Hoe zat het ook alweer? Mensen die een beroep deden op huishoudelijke WMO-hulp moesten oorspronkelijk daarvoor een eigen bijdrage betalen, waarbij de hoogte afhing van de hoogte van hun inkomen. Heel logisch, gevalletje sterkste schouders zwaarste lasten. Maar met ingang van 1 januari 2020 hebben kabinet en parlement daar een streep door gezet. Vanaf die dag geldt voor de huishoudelijke WMO-hulp een vast abonnementstarief. Dat werd bepaald op 19 euro per maand.
Rijkaard
Dat houdt in dat sinds 1 januari 2020 iedereen voor 19 euro per maand huishoudelijke hulp kan krijgen in het kader van de WMO. Een inwoner die moet rondkomen van het sociaal minimum betaalt dus die 19 euro, maar een rijkaard bij wie het geld tegen de plinten klotst, betaalt diezelfde 19 euro en geen cent meer.
Geen wonder dat gemeenten steeds meer inwoners aan de deur kregen die een beroep deden op die huishoudelijke hulp. Mensen die wat beter tot heel goed in de slappe was zitten, en die huishoudelijke hulp best zelf kunnen betalen, zijn daaraan per maand nog maar 19 euro kwijt als ze het via de gemeente regelen op grond van de WMO. Een riante subsidieregeling met belastinggeld. Tel uit je winst!
Laren
Hoe de Haagse politiek het in zijn hersens heeft gehaald die regeling in te voeren is een vraag die ik maar even oversla. Waar het om gaat, is dat de gemeenten te maken kregen met de lelijk in de papieren lopende gevolgen. Gemeenten broedden om manieren om er iets aan te doen, maar ze kwamen er niet uit. Tot in de gemeente Laren de vanuit Eemnes ingevlogen wethouder sociaal domein Jan den Dunnen (CDA, maar hij zit namens Larens Behoud in het college) zijn vinger opstak. Hij wilde in Laren alsnog een inkomenstoets invoeren voor mensen die een beroep doen op de huishoudelijke WMO-hulp. Dat dat wel eens lastig kon worden wist Den Dunnen ook wel. Hij had daarom de Vereniging van Nederlandse Gemeenten (juridische) ondersteuning gevraagd. Het VNG-belang was duidelijk: als het voor Laren kan worden geregeld, dan kunnen alle andere gemeenten mooi meeliften.

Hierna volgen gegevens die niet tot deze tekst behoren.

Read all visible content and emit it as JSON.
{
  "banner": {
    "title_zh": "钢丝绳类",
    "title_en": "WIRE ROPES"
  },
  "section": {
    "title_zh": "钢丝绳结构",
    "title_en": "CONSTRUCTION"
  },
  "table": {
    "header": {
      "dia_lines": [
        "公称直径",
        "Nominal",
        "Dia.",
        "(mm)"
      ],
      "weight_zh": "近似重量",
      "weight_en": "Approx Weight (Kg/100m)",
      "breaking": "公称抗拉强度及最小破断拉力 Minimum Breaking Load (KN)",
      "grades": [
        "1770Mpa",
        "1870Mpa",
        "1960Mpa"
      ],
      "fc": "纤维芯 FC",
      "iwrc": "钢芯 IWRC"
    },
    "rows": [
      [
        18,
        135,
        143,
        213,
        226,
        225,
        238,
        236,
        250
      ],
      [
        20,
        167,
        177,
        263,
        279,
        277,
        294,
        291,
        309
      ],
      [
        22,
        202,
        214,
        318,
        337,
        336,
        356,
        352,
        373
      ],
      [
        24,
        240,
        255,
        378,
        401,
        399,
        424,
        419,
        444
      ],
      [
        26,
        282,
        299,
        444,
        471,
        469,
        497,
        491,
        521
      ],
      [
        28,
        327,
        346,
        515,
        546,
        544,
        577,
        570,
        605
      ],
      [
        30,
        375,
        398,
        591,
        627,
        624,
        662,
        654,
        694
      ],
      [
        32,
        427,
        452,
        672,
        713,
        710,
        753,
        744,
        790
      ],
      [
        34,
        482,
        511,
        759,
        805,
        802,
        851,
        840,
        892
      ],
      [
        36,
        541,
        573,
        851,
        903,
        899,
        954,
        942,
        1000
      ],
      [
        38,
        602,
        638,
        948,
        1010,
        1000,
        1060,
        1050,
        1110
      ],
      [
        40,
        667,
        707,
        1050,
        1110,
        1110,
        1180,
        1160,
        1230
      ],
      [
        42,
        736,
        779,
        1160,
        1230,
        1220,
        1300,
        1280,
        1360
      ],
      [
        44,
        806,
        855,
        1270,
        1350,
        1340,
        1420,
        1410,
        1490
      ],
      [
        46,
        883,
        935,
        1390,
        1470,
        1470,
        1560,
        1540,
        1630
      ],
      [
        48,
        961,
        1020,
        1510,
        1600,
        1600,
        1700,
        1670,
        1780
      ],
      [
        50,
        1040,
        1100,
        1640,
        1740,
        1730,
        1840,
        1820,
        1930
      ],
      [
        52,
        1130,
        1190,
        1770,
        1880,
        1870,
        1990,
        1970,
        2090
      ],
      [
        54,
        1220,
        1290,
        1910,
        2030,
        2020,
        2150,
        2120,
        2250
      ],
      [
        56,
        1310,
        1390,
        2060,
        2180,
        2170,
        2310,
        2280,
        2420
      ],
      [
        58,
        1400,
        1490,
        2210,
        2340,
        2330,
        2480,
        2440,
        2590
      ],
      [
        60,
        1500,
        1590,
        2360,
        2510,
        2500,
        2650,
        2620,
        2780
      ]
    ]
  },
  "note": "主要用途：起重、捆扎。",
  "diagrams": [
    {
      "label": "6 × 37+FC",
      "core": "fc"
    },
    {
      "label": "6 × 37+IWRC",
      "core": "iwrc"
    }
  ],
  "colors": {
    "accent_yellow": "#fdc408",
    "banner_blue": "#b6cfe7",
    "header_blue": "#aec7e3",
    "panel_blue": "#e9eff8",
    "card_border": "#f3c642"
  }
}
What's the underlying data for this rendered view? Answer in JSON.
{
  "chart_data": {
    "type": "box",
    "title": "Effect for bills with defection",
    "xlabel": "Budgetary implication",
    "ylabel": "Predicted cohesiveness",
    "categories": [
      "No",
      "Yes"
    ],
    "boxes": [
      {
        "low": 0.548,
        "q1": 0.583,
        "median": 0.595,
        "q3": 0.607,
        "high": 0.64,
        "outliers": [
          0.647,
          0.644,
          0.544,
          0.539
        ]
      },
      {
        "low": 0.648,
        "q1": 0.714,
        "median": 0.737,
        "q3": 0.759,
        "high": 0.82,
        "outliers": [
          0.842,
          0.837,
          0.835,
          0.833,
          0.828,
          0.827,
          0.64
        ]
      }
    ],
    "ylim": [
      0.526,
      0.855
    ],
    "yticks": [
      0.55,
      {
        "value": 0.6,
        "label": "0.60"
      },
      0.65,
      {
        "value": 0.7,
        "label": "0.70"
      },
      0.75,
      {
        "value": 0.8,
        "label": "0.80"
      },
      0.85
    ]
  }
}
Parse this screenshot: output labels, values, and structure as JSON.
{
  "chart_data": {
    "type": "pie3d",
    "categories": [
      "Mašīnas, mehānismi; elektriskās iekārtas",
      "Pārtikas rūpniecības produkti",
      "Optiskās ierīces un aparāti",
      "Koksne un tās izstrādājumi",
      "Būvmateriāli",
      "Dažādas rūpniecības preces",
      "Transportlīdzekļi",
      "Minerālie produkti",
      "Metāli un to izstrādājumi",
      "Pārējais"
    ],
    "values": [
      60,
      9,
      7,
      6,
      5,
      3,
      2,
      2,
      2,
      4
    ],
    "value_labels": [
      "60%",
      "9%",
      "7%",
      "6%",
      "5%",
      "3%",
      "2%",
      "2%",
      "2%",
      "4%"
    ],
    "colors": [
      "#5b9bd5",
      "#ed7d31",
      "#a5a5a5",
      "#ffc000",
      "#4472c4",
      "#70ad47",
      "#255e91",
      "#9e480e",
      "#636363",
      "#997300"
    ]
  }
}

In de Wijdemeerse raad vonden de fracties van VVD, PvdA/Goenlinks en D66 zo’n inkomenstoets om de vraag naar huishoudelijke WMO-hulp af te remmen ook een aantrekkelijke gedachte. Afgelopen donderdag kwamen ze daarom met een motie waarin ze het college vroegen uit te zoeken wat voor Wijdemeren mogelijk is.
Koude douche
Wethouder Rosalie van Rijn (sociaal domein) had voor de indieners van de motie een koude douche in petto. Haar even korte al duidelijke mededeling: Zo’n inkomenstoets mag niet, en de provincie Noord-Holland zal dat op zeer korte termijn ook schriftelijk laten weten aan de gemeente Laren. Waarop de indieners hun motie introkken.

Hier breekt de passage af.